MS CRM: if you build it, developers will come

Microsoft will look to its development partners for some of its CRM capability. The company presented its customer relationship management software roadmap to about two dozen attendees at its InterConnect conference last week.

Microsoft will look to its development partners for some of its CRM capability.

The company, which will release localised versions of its CRM suite for the Asia-Pacific region in the second half of the year, presented its customer relationship management software roadmap to about two dozen attendees at its InterConnect conference last week.

Business solutions executive John Watt says Microsoft will offer the basic building blocks of sales force and marketing automation, customer service functionality and channel management, knowledge management and order management. Development partners can then build applications such as computer-telephony integration for the suite, Watt says.

He says CRM is incomplete without access to financial applications and there’s no point to CRM if there is no benefit coming back such as increased revenue.
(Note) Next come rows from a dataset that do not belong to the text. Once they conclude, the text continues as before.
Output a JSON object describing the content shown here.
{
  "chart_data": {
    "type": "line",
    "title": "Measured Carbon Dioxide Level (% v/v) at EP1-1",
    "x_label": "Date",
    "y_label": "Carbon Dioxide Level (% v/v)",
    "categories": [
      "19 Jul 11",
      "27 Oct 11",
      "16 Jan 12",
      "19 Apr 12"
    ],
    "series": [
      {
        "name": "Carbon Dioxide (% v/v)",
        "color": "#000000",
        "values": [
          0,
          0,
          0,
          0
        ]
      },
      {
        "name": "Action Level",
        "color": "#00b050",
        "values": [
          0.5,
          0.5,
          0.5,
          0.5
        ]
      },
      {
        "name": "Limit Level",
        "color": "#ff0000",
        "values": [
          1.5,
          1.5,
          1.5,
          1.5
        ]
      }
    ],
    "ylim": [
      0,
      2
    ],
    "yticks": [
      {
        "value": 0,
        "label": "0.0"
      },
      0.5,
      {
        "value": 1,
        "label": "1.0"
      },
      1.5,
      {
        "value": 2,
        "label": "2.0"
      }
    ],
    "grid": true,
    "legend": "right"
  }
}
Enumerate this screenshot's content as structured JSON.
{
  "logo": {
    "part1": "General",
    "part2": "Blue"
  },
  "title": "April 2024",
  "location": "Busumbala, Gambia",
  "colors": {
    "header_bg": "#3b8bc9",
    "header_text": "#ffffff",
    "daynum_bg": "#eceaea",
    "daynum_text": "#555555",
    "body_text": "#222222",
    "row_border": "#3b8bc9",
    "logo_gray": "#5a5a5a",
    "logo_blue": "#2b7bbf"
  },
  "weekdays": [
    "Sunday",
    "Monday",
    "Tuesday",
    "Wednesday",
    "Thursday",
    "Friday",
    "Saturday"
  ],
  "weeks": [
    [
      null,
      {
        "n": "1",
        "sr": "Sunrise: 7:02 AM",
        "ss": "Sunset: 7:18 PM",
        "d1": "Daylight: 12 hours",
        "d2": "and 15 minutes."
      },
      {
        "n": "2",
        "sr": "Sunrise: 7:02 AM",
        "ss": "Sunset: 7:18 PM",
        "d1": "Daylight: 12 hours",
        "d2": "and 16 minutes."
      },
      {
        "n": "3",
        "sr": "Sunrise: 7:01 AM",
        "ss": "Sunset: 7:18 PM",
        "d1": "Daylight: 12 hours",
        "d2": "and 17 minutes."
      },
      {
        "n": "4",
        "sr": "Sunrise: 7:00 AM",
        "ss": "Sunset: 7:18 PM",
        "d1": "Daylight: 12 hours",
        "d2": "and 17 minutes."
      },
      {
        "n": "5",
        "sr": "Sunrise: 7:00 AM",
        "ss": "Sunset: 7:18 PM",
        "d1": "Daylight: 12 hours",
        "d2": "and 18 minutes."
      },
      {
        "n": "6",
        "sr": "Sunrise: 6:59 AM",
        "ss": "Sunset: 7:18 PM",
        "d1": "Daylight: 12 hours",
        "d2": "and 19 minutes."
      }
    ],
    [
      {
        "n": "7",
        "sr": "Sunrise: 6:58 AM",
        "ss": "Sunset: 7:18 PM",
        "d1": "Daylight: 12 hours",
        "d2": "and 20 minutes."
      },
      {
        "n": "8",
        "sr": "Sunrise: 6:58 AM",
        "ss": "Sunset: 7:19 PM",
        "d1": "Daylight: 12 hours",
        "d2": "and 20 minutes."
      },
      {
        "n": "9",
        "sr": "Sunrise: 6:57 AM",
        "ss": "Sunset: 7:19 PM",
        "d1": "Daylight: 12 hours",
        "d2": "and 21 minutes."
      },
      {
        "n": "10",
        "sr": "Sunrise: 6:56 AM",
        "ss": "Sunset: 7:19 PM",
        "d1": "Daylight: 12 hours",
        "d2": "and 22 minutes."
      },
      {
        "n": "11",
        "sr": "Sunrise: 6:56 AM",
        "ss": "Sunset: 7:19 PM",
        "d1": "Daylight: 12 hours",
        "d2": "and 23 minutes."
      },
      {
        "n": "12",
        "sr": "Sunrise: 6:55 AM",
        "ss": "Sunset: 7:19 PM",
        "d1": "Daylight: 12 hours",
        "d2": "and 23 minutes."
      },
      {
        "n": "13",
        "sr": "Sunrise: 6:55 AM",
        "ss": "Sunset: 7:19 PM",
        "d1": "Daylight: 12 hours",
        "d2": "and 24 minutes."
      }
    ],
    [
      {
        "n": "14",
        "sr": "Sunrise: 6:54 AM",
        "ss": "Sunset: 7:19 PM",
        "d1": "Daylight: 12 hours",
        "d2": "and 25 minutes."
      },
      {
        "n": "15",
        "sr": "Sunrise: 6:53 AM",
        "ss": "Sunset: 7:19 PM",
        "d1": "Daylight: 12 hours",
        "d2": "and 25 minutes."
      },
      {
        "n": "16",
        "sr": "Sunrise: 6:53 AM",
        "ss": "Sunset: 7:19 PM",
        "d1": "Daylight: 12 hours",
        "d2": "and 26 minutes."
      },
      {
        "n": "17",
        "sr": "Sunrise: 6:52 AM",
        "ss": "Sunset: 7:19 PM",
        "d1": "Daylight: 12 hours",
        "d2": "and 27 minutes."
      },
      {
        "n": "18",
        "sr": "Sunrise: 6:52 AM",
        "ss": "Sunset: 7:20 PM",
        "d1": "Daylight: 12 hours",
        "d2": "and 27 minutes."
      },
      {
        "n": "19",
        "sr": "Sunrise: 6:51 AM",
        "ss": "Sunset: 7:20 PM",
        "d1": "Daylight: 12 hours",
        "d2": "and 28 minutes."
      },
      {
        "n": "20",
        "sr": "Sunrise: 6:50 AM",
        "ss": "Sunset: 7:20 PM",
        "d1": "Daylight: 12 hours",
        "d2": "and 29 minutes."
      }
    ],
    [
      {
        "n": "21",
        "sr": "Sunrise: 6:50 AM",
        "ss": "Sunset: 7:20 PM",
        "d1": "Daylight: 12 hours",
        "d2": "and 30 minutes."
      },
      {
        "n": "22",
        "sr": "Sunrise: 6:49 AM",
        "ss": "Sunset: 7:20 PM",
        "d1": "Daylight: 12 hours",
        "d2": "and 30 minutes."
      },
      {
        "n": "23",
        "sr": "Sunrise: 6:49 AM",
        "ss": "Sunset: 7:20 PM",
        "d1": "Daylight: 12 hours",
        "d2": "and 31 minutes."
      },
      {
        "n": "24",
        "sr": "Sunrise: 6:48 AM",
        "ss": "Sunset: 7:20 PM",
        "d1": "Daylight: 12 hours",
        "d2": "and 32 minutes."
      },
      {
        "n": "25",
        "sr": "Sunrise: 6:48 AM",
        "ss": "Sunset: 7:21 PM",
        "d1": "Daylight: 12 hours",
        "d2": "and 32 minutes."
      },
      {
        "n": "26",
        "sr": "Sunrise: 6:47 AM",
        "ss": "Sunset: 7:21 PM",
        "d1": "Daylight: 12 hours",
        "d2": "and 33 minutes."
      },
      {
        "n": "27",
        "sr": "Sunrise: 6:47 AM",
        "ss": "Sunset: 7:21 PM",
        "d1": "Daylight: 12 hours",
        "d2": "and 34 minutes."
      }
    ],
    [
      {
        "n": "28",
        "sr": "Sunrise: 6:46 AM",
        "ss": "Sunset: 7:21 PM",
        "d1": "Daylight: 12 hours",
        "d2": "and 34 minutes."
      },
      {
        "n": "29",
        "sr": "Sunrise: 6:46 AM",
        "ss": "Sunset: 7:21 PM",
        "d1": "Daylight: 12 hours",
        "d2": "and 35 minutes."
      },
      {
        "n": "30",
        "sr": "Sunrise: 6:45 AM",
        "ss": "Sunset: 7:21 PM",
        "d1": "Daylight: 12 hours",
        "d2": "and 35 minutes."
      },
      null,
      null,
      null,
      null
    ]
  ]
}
Though designed to be closely linked into Microsoft back-office applications such as Great Plains and Navision, the suite can be bought standalone — if organisations also buy SQL Server and Exchange licences. Active Directory will need to be “activated” in the Windows server version a customer is using, says Watt, though Crystal Reports and BizTalk are bundled — not a term Microsoft uses — with the suite. He says wizards mean those integrating the suite to the database need not be “SQL gurus”.

The presentation showed Outlook email and Internet Explorer screens taking a user through, for example, the handling of campaigns, contacts and opportunities in the sales order process. Users can create workflow rules, the “bark and bite” of the system, to remind and enforce procedures, says Watt.

The only hitches to the presentation came when Watt couldn’t quickly change the basic details of a newly created file and when an attendee asked about importing bulk files in other formats.

Watt says Microsoft is working on adding such capability, and functionality for the mobile workforce: a team of 18 in Redmond is busy porting MS CRM to the Pocket PC.